You just missed the pediatrician, who was blocking her number because she didn’t want callbacks outside of normal business hours.  Another missed connection, courtesy of AT&T.

Your pediatrician should have been able to purchase a modified Caller ID service that sent her name through while maintaining the privacy of her number.  How many docs, cute girls, etc., would love to have such a feature?  But the carrier has no real competitors, so it only offers lowest-common-denominator features.

Your carrier could have set up a caller verification and categorization program, to let customers block unwanted calls.  Unlike email, where anyone can open anonymous accounts, phone networks are designed to control who can call – after all, money changes hands when calls are connected, and the phone companies need to to know where to send the bills.  But even if you care who’s calling you, your carrier doesn’t – they’ll take the termination charges from anyone.

Your carrier could have offered selective call blocking that would let the pediatrician open her phone to callbacks only during specified times.  But they didn’t – again, there is too much money in termination charges to care what the users need.

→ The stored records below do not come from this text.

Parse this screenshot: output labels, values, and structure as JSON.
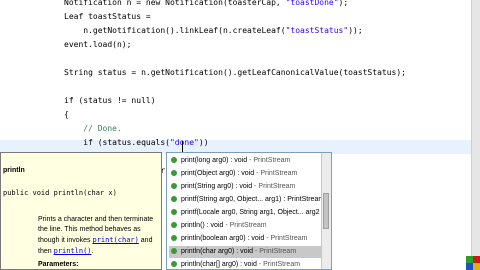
{
  "code": {
    "lines": [
      {
        "pre": "Notification n = new Notification(toasterCap, ",
        "str": "\"toastDone\"",
        "post": ");"
      },
      {
        "pre": "Leaf toastStatus =",
        "str": "",
        "post": ""
      },
      {
        "pre": "    n.getNotification().linkLeaf(n.createLeaf(",
        "str": "\"toastStatus\"",
        "post": "));"
      },
      {
        "pre": "event.load(n);",
        "str": "",
        "post": ""
      },
      {
        "pre": "",
        "str": "",
        "post": ""
      },
      {
        "pre": "String status = n.getNotification().getLeafCanonicalValue(toastStatus);",
        "str": "",
        "post": ""
      },
      {
        "pre": "",
        "str": "",
        "post": ""
      },
      {
        "pre": "if (status != null)",
        "str": "",
        "post": ""
      },
      {
        "pre": "{",
        "str": "",
        "post": ""
      },
      {
        "pre": "    ",
        "cmt": "// Done.",
        "str": "",
        "post": ""
      },
      {
        "pre": "    if (status.equals(",
        "str": "\"done\"",
        "post": "))"
      },
      {
        "pre": "    {",
        "str": "",
        "post": ""
      },
      {
        "pre": "        System.out.pri",
        "str": "",
        "post": ""
      }
    ]
  },
  "javadoc": {
    "title": "println",
    "signature": "public void println(char x)",
    "desc_1": "Prints a character and then terminate the line. This method behaves as though it invokes ",
    "link_1": "print(char)",
    "desc_2": " and then ",
    "link_2": "println()",
    "desc_3": ".",
    "params_heading": "Parameters:"
  },
  "proposals": [
    {
      "sig": "print(long arg0) : void",
      "cls": " - PrintStream",
      "selected": false
    },
    {
      "sig": "print(Object arg0) : void",
      "cls": " - PrintStream",
      "selected": false
    },
    {
      "sig": "print(String arg0) : void",
      "cls": " - PrintStream",
      "selected": false
    },
    {
      "sig": "printf(String arg0, Object... arg1) : PrintStream",
      "cls": "",
      "selected": false
    },
    {
      "sig": "printf(Locale arg0, String arg1, Object... arg2",
      "cls": "",
      "selected": false
    },
    {
      "sig": "println() : void",
      "cls": " - PrintStream",
      "selected": false
    },
    {
      "sig": "println(boolean arg0) : void",
      "cls": " - PrintStream",
      "selected": false
    },
    {
      "sig": "println(char arg0) : void",
      "cls": " - PrintStream",
      "selected": true
    },
    {
      "sig": "println(char[] arg0) : void",
      "cls": " - PrintStream",
      "selected": false
    }
  ],
  "icons": {
    "method": "public-method-icon",
    "corner": "windows-logo-icon"
  },
  "colors": {
    "string": "#2a00ff",
    "keyword": "#7f0055",
    "comment": "#3f7f5f",
    "tooltip_bg": "#ffffe1",
    "selection": "#c8c8c8"
  }
}
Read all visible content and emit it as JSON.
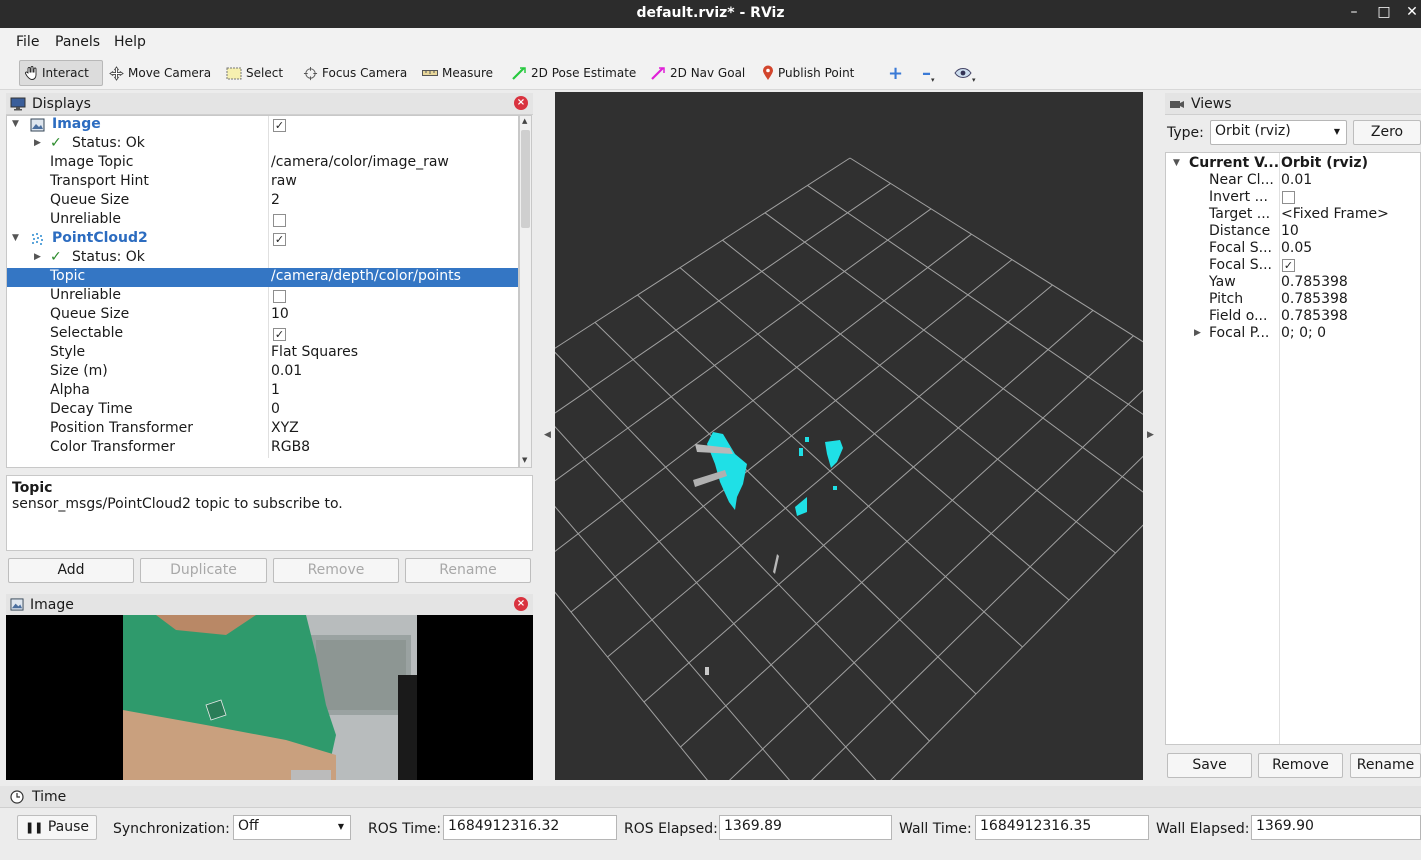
{
  "window": {
    "title": "default.rviz* - RViz",
    "minimize": "–",
    "maximize": "□",
    "close": "✕"
  },
  "menu": {
    "file": "File",
    "panels": "Panels",
    "help": "Help"
  },
  "toolbar": {
    "interact": "Interact",
    "move_camera": "Move Camera",
    "select": "Select",
    "focus_camera": "Focus Camera",
    "measure": "Measure",
    "pose_estimate": "2D Pose Estimate",
    "nav_goal": "2D Nav Goal",
    "publish_point": "Publish Point"
  },
  "displays": {
    "title": "Displays",
    "image": {
      "name": "Image",
      "status": "Status: Ok",
      "props": [
        {
          "key": "Image Topic",
          "value": "/camera/color/image_raw"
        },
        {
          "key": "Transport Hint",
          "value": "raw"
        },
        {
          "key": "Queue Size",
          "value": "2"
        },
        {
          "key": "Unreliable",
          "value": ""
        }
      ]
    },
    "pointcloud": {
      "name": "PointCloud2",
      "status": "Status: Ok",
      "topic_key": "Topic",
      "topic_value": "/camera/depth/color/points",
      "props": [
        {
          "key": "Unreliable",
          "value": ""
        },
        {
          "key": "Queue Size",
          "value": "10"
        },
        {
          "key": "Selectable",
          "value": ""
        },
        {
          "key": "Style",
          "value": "Flat Squares"
        },
        {
          "key": "Size (m)",
          "value": "0.01"
        },
        {
          "key": "Alpha",
          "value": "1"
        },
        {
          "key": "Decay Time",
          "value": "0"
        },
        {
          "key": "Position Transformer",
          "value": "XYZ"
        },
        {
          "key": "Color Transformer",
          "value": "RGB8"
        }
      ]
    },
    "desc_title": "Topic",
    "desc_text": "sensor_msgs/PointCloud2 topic to subscribe to.",
    "buttons": {
      "add": "Add",
      "duplicate": "Duplicate",
      "remove": "Remove",
      "rename": "Rename"
    }
  },
  "image_panel": {
    "title": "Image"
  },
  "views": {
    "title": "Views",
    "type_label": "Type:",
    "type_value": "Orbit (rviz)",
    "zero": "Zero",
    "current_key": "Current V...",
    "current_value": "Orbit (rviz)",
    "props": [
      {
        "key": "Near Cl...",
        "value": "0.01"
      },
      {
        "key": "Invert ...",
        "value": ""
      },
      {
        "key": "Target ...",
        "value": "<Fixed Frame>"
      },
      {
        "key": "Distance",
        "value": "10"
      },
      {
        "key": "Focal S...",
        "value": "0.05"
      },
      {
        "key": "Focal S...",
        "value": ""
      },
      {
        "key": "Yaw",
        "value": "0.785398"
      },
      {
        "key": "Pitch",
        "value": "0.785398"
      },
      {
        "key": "Field o...",
        "value": "0.785398"
      },
      {
        "key": "Focal P...",
        "value": "0; 0; 0"
      }
    ],
    "buttons": {
      "save": "Save",
      "remove": "Remove",
      "rename": "Rename"
    }
  },
  "time": {
    "title": "Time",
    "pause": "Pause",
    "sync_label": "Synchronization:",
    "sync_value": "Off",
    "ros_time_label": "ROS Time:",
    "ros_time": "1684912316.32",
    "ros_elapsed_label": "ROS Elapsed:",
    "ros_elapsed": "1369.89",
    "wall_time_label": "Wall Time:",
    "wall_time": "1684912316.35",
    "wall_elapsed_label": "Wall Elapsed:",
    "wall_elapsed": "1369.90"
  },
  "colors": {
    "selection": "#3476c4",
    "viewport": "#303030",
    "cloud": "#1fe0e6",
    "link": "#2c6cc0"
  }
}
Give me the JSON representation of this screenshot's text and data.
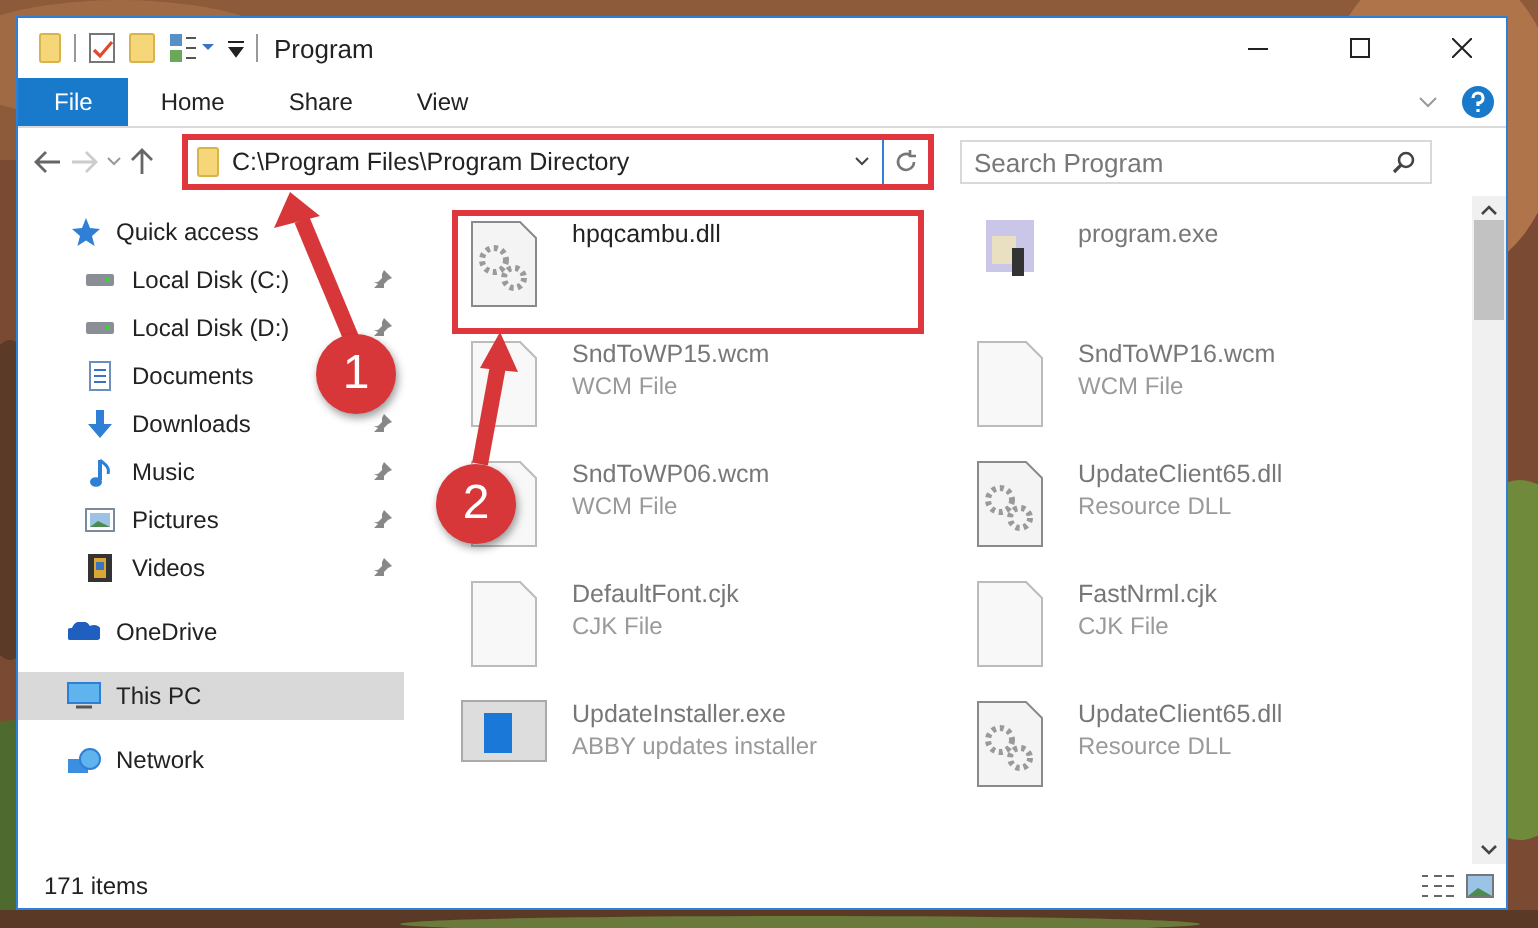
{
  "window": {
    "title": "Program"
  },
  "quick_access_toolbar": [
    {
      "kind": "folder"
    },
    {
      "kind": "properties"
    },
    {
      "kind": "newfolder"
    },
    {
      "kind": "layout"
    }
  ],
  "ribbon_tabs": [
    {
      "label": "File",
      "selected": true
    },
    {
      "label": "Home",
      "selected": false
    },
    {
      "label": "Share",
      "selected": false
    },
    {
      "label": "View",
      "selected": false
    }
  ],
  "address_bar": {
    "path": "C:\\Program Files\\Program Directory",
    "marked": true
  },
  "search": {
    "placeholder": "Search Program"
  },
  "sidebar": {
    "items": [
      {
        "label": "Quick access",
        "kind": "star",
        "selected": false,
        "pinned": false,
        "children": [
          {
            "label": "Local Disk (C:)",
            "kind": "disk",
            "selected": false,
            "pinned": true
          },
          {
            "label": "Local Disk (D:)",
            "kind": "disk",
            "selected": false,
            "pinned": true
          },
          {
            "label": "Documents",
            "kind": "documents",
            "selected": false,
            "pinned": false
          },
          {
            "label": "Downloads",
            "kind": "downloads",
            "selected": false,
            "pinned": true
          },
          {
            "label": "Music",
            "kind": "music",
            "selected": false,
            "pinned": true
          },
          {
            "label": "Pictures",
            "kind": "pictures",
            "selected": false,
            "pinned": true
          },
          {
            "label": "Videos",
            "kind": "videos",
            "selected": false,
            "pinned": true
          }
        ]
      },
      {
        "label": "OneDrive",
        "kind": "cloud",
        "selected": false,
        "pinned": false
      },
      {
        "label": "This PC",
        "kind": "pc",
        "selected": true,
        "pinned": false
      },
      {
        "label": "Network",
        "kind": "network",
        "selected": false,
        "pinned": false
      }
    ]
  },
  "files": [
    {
      "name": "hpqcambu.dll",
      "kind": "dll",
      "blurred": false,
      "marked": true
    },
    {
      "name": "program.exe",
      "kind": "exe",
      "blurred": true,
      "marked": false
    },
    {
      "name": "SndToWP15.wcm",
      "type": "WCM File",
      "kind": "file",
      "blurred": true,
      "marked": false
    },
    {
      "name": "SndToWP16.wcm",
      "type": "WCM File",
      "kind": "file",
      "blurred": true,
      "marked": false
    },
    {
      "name": "SndToWP06.wcm",
      "type": "WCM File",
      "kind": "file",
      "blurred": true,
      "marked": false
    },
    {
      "name": "UpdateClient65.dll",
      "type": "Resource DLL",
      "kind": "dll",
      "blurred": true,
      "marked": false
    },
    {
      "name": "DefaultFont.cjk",
      "type": "CJK File",
      "kind": "file",
      "blurred": true,
      "marked": false
    },
    {
      "name": "FastNrml.cjk",
      "type": "CJK File",
      "kind": "file",
      "blurred": true,
      "marked": false
    },
    {
      "name": "UpdateInstaller.exe",
      "type": "ABBY updates installer",
      "kind": "installer",
      "blurred": true,
      "marked": false
    },
    {
      "name": "UpdateClient65.dll",
      "type": "Resource DLL",
      "kind": "dll",
      "blurred": true,
      "marked": false
    }
  ],
  "status_bar": {
    "item_count": "171 items"
  },
  "annotations": [
    {
      "label": "1"
    },
    {
      "label": "2"
    }
  ]
}
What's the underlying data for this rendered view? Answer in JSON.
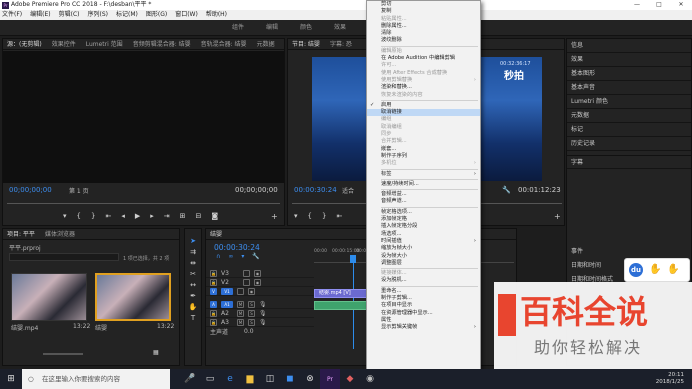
{
  "titlebar": {
    "title": "Adobe Premiere Pro CC 2018 - F:\\desban\\平平 *",
    "min": "—",
    "max": "□",
    "close": "✕"
  },
  "menubar": [
    "文件(F)",
    "编辑(E)",
    "剪辑(C)",
    "序列(S)",
    "标记(M)",
    "图形(G)",
    "窗口(W)",
    "帮助(H)"
  ],
  "workspaces": [
    "组件",
    "编辑",
    "颜色",
    "效果",
    "音频",
    "图形",
    "库"
  ],
  "source_panel": {
    "tabs": [
      "源：(无剪辑)",
      "效果控件",
      "Lumetri 范围",
      "音频剪辑混合器: 结婴",
      "音轨混合器: 结婴",
      "元数据"
    ],
    "timecode_left": "00;00;00;00",
    "page": "第 1 页",
    "timecode_right": "00;00;00;00"
  },
  "program_panel": {
    "tabs": [
      "节目: 结婴",
      "字幕: 恐"
    ],
    "timecode_left": "00:00:30:24",
    "fit": "适合",
    "timecode_right": "00:01:12:23",
    "video_overlay": {
      "time": "00:32:36:17",
      "logo": "秒拍"
    }
  },
  "project_panel": {
    "tabs": [
      "项目: 平平",
      "媒体浏览器"
    ],
    "project_name": "平平.prproj",
    "selection_info": "1 项已选择，共 2 项",
    "items": [
      {
        "name": "结婴.mp4",
        "duration": "13:22"
      },
      {
        "name": "结婴",
        "duration": "13:22"
      }
    ]
  },
  "timeline": {
    "tab": "结婴",
    "timecode": "00:00:30:24",
    "ruler": [
      "00:00",
      "00:00:15:00",
      "00:00:30:00"
    ],
    "video_tracks": [
      "V3",
      "V2",
      "V1"
    ],
    "audio_tracks": [
      "A1",
      "A2",
      "A3"
    ],
    "clip_label": "结婴.mp4 [V]",
    "master_label": "主声道",
    "master_value": "0.0"
  },
  "right_panel": {
    "items": [
      "信息",
      "效果",
      "基本图形",
      "基本声音",
      "Lumetri 颜色",
      "元数据",
      "标记",
      "历史记录"
    ],
    "sub_header": "字幕",
    "lower_header": "事件",
    "lower_items": [
      "日期和时间",
      "日期和时间格式"
    ]
  },
  "context_menu": {
    "items": [
      {
        "label": "剪切",
        "state": "normal"
      },
      {
        "label": "复制",
        "state": "normal"
      },
      {
        "label": "粘贴属性...",
        "state": "disabled"
      },
      {
        "label": "删除属性...",
        "state": "normal"
      },
      {
        "label": "清除",
        "state": "normal"
      },
      {
        "label": "波纹删除",
        "state": "normal"
      },
      {
        "sep": true
      },
      {
        "label": "编辑原始",
        "state": "disabled"
      },
      {
        "label": "在 Adobe Audition 中编辑剪辑",
        "state": "normal"
      },
      {
        "label": "许可...",
        "state": "disabled"
      },
      {
        "label": "使用 After Effects 合成替换",
        "state": "disabled"
      },
      {
        "label": "使用剪辑替换",
        "state": "disabled",
        "submenu": true
      },
      {
        "label": "渲染和替换...",
        "state": "normal"
      },
      {
        "label": "恢复未渲染的内容",
        "state": "disabled"
      },
      {
        "sep": true
      },
      {
        "label": "启用",
        "state": "normal",
        "checked": true
      },
      {
        "label": "取消链接",
        "state": "highlight"
      },
      {
        "label": "编组",
        "state": "disabled"
      },
      {
        "label": "取消编组",
        "state": "disabled"
      },
      {
        "label": "同步",
        "state": "disabled"
      },
      {
        "label": "合并剪辑...",
        "state": "disabled"
      },
      {
        "label": "嵌套...",
        "state": "normal"
      },
      {
        "label": "制作子序列",
        "state": "normal"
      },
      {
        "label": "多机位",
        "state": "disabled",
        "submenu": true
      },
      {
        "sep": true
      },
      {
        "label": "标签",
        "state": "normal",
        "submenu": true
      },
      {
        "sep": true
      },
      {
        "label": "速度/持续时间...",
        "state": "normal"
      },
      {
        "sep": true
      },
      {
        "label": "音频增益...",
        "state": "normal"
      },
      {
        "label": "音频声道...",
        "state": "normal"
      },
      {
        "sep": true
      },
      {
        "label": "帧定格选项...",
        "state": "normal"
      },
      {
        "label": "添加帧定格",
        "state": "normal"
      },
      {
        "label": "插入帧定格分段",
        "state": "normal"
      },
      {
        "label": "场选项...",
        "state": "normal"
      },
      {
        "label": "时间插值",
        "state": "normal",
        "submenu": true
      },
      {
        "label": "缩放为帧大小",
        "state": "normal"
      },
      {
        "label": "设为帧大小",
        "state": "normal"
      },
      {
        "label": "调整图层",
        "state": "normal"
      },
      {
        "sep": true
      },
      {
        "label": "链接媒体...",
        "state": "disabled"
      },
      {
        "label": "设为脱机...",
        "state": "normal"
      },
      {
        "sep": true
      },
      {
        "label": "重命名...",
        "state": "normal"
      },
      {
        "label": "制作子剪辑...",
        "state": "normal"
      },
      {
        "label": "在项目中显示",
        "state": "normal"
      },
      {
        "label": "在资源管理器中显示...",
        "state": "normal"
      },
      {
        "label": "属性",
        "state": "normal"
      },
      {
        "label": "显示剪辑关键帧",
        "state": "normal",
        "submenu": true
      }
    ]
  },
  "taskbar": {
    "search_placeholder": "在这里输入你要搜索的内容",
    "time": "20:11",
    "date": "2018/1/25"
  },
  "watermark": {
    "title": "百科全说",
    "subtitle": "助你轻松解决",
    "du_label": "du"
  }
}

Phone carriers have everything they need to cut unwanted calls and help the good ones get through, but they won’t offer it.  In fact, they’ll keep paying lobbyists (out of the fees you pay each month) to keep regulators from even suggesting common-sense improvements.  So try an Internet-based calling service like Google Voice, and don’t weep when it buries your old land-line company.

P.S. – In case you think this is too cynical, try an experiment.  Call your land line carrier and ask for a record of all the LOCAL (non-toll) calls you made in the past month.  Their response is sure to amuse.